Adjust build settings to correctly invoke the Contiki-NG Makefile. In CCS:
- In Project Explorer, right click the project → Properties.
- Make sure Show advanced settings (in the bottom left corner) is clicked.
- CCS Build → Builder.
- Unselect Generate Makefiles automatically.
- Under Build location, set Build directory to the project directory of your application.
  - For building a Contiki-NG example, use the source directory of the example (e.g. ${CONTIKI_ROOT}/examples/hello-world).
  - For building your own applications, put the application sources and the Makefile into your project directory, not in the Contiki-NG directory.
- Under Make build targets;
  - Unselect Build on resource save (Auto build).
  - Select Build (Incremental build) and set it to <contiki-project> (e.g. hello-world) assigned in the project Makefile.
  - Select Clean and set it to clean.
Add the TARGET and BOARD variables, and add debug symbols:
- In the project Makefile, add the following lines:
  - Set TARGET to simplelink, i.e.:
    TARGET = simplelink
  - Set BOARD to the device you want to compile for, e.g.:
    BOARD = launchpad/cc1310
  - Add the compile flag -g to CFLAGS to enable debug symbols.
    CFLAGS += -g
Build the project. In CCS:
- In Project Explorer, right click the project → Build Project.
- If something goes wrong, it is usually due to tools not being found. Check the PATH environment variable in that case.
Create and configure a debug session. In CCS:
- Start by creating a default debug session.
  - In Project Explorer, right click the project → Debug As → Code Composer Debug Session.
  - This is expected to fail, because the path of the executable file guessed by CCS is wrong.
- Set the correct path.
  - In Project Explorer, right click the project → Properties.
  - Select Run/Debug Settings.
  - Select the newly created launch session with the same name as the project and click Edit.
  - Under Program, set Program to the absolute path of the generated *.elf file. It is recommended to click File System and select the *.elf file manually to make sure the path is correct.
- Start debugging.
  - In Project Explorer, right click the project → Debug As → Code Composer Debug Session.
  - The debug session should start as intended, and you should be able to step through the source code.

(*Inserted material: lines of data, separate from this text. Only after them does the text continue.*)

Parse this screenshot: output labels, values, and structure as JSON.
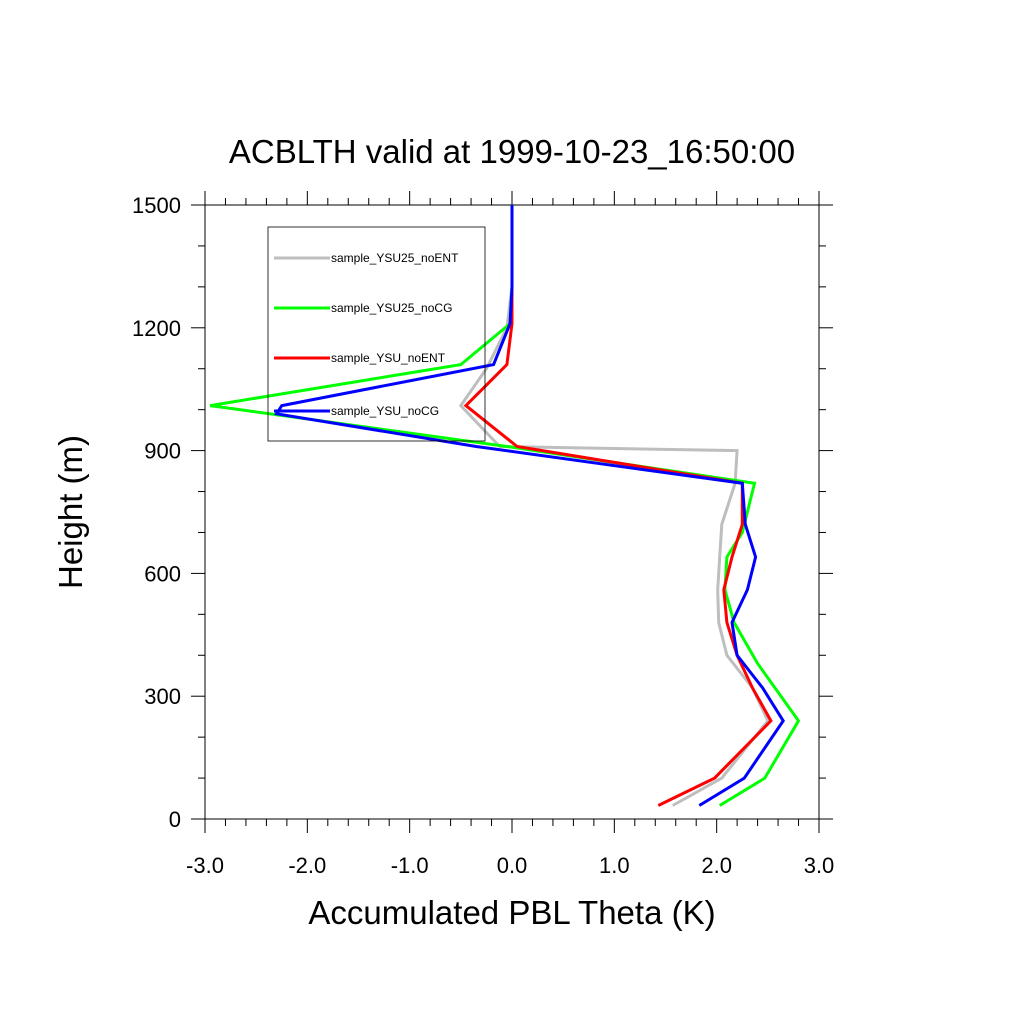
{
  "chart_data": {
    "type": "line",
    "title": "ACBLTH valid at 1999-10-23_16:50:00",
    "xlabel": "Accumulated PBL Theta (K)",
    "ylabel": "Height (m)",
    "xlim": [
      -3.0,
      3.0
    ],
    "ylim": [
      0,
      1500
    ],
    "x_ticks": [
      "-3.0",
      "-2.0",
      "-1.0",
      "0.0",
      "1.0",
      "2.0",
      "3.0"
    ],
    "y_ticks": [
      "0",
      "300",
      "600",
      "900",
      "1200",
      "1500"
    ],
    "x_tick_values": [
      -3,
      -2,
      -1,
      0,
      1,
      2,
      3
    ],
    "y_tick_values": [
      0,
      300,
      600,
      900,
      1200,
      1500
    ],
    "grid": false,
    "legend_position": "upper-left",
    "series": [
      {
        "name": "sample_YSU25_noENT",
        "color": "#bebebe",
        "x": [
          1.57,
          2.05,
          2.5,
          2.35,
          2.1,
          2.02,
          2.01,
          2.03,
          2.05,
          2.18,
          2.2,
          -0.12,
          -0.5,
          -0.25,
          -0.05,
          0.0,
          0.0
        ],
        "y": [
          33,
          100,
          240,
          320,
          400,
          480,
          560,
          640,
          720,
          820,
          900,
          910,
          1010,
          1100,
          1200,
          1300,
          1500
        ]
      },
      {
        "name": "sample_YSU25_noCG",
        "color": "#00ff00",
        "x": [
          2.03,
          2.47,
          2.8,
          2.4,
          2.17,
          2.08,
          2.1,
          2.25,
          2.37,
          -0.05,
          -2.95,
          -0.5,
          -0.02,
          0.0,
          0.0
        ],
        "y": [
          33,
          100,
          240,
          380,
          480,
          560,
          640,
          700,
          820,
          910,
          1010,
          1110,
          1210,
          1300,
          1500
        ]
      },
      {
        "name": "sample_YSU_noENT",
        "color": "#ff0000",
        "x": [
          1.43,
          1.98,
          2.53,
          2.35,
          2.2,
          2.1,
          2.07,
          2.15,
          2.25,
          2.25,
          0.05,
          -0.45,
          -0.05,
          0.0,
          0.0
        ],
        "y": [
          33,
          100,
          240,
          320,
          400,
          480,
          560,
          640,
          720,
          820,
          910,
          1010,
          1110,
          1210,
          1500
        ]
      },
      {
        "name": "sample_YSU_noCG",
        "color": "#0000ff",
        "x": [
          1.83,
          2.27,
          2.65,
          2.45,
          2.2,
          2.15,
          2.3,
          2.38,
          2.28,
          2.25,
          -0.35,
          -2.3,
          -2.25,
          -0.18,
          -0.02,
          0.0,
          0.0
        ],
        "y": [
          33,
          100,
          240,
          320,
          400,
          480,
          560,
          640,
          720,
          820,
          910,
          990,
          1010,
          1110,
          1210,
          1300,
          1500
        ]
      }
    ]
  }
}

In order to view the serial output of the device connected to PORT, via Terminal in CCS:

View → Terminal.
Open a Terminal by clicking the designated icon.
Set Choose terminal to Serial Terminal and Serial port to the right PORT.
Click OK.

Note: You will most likely see that the new line character (\n) in the output is interpreted as LF instead of CRLF. This misinterpretation is a known problem for which no solution has been provided so far. An indirect solution for this problem is to insert a carriage return character (\r) before a new line one. One way to do so is to modify contiki-ng/arch/cpu/simplelink-cc13xx-cc26xx/dev/dbg-arch.c as follows:

  75           return 0;
  76         }
  77
  +    /* Find the number of new line characters in the sequence. */
  +    size_t n = 0;
  +    for(size_t i = 0; i < max_len; i++)
  +      if(*(seq + i) == '\n')
  +        ++n;
  +
  +    if(n > 0) {
  +      /*
  +       * Create the second sequence by inserting a carriage return character
  +       * before any new line one in the first sequence.
  +       */
  +      unsigned char ch, seq2[max_len + n];
  +      size_t j = 0;
  +      for(size_t i = 0; i < max_len; i++) {
  +        ch = *(seq + i);
  +        if(ch != '\n')
  +          seq2[j] = ch;
  +        else {
  +          seq2[j] = '\r';
  +          seq2[++j] = '\n';
  +        }
  +        ++j;
  +      }
  +      num_bytes = (int)uart0_write((const unsigned char *)seq2, max_len + n);
  +    }
  +    else
        -    num_bytes = (int)uart0_write(seq, max_len);
  +      num_bytes = (int)uart0_write(seq, max_len);
  +    
 106         return (num_bytes > 0)
 107                ? num_bytes
 108                : 0;

Note that the above modification results in increased stack memory usage which, in turn, increases the probability of stack memory overflow. There might be alternative solutions, especially direct ones that might be provided by the Eclipse/CCS community in the future.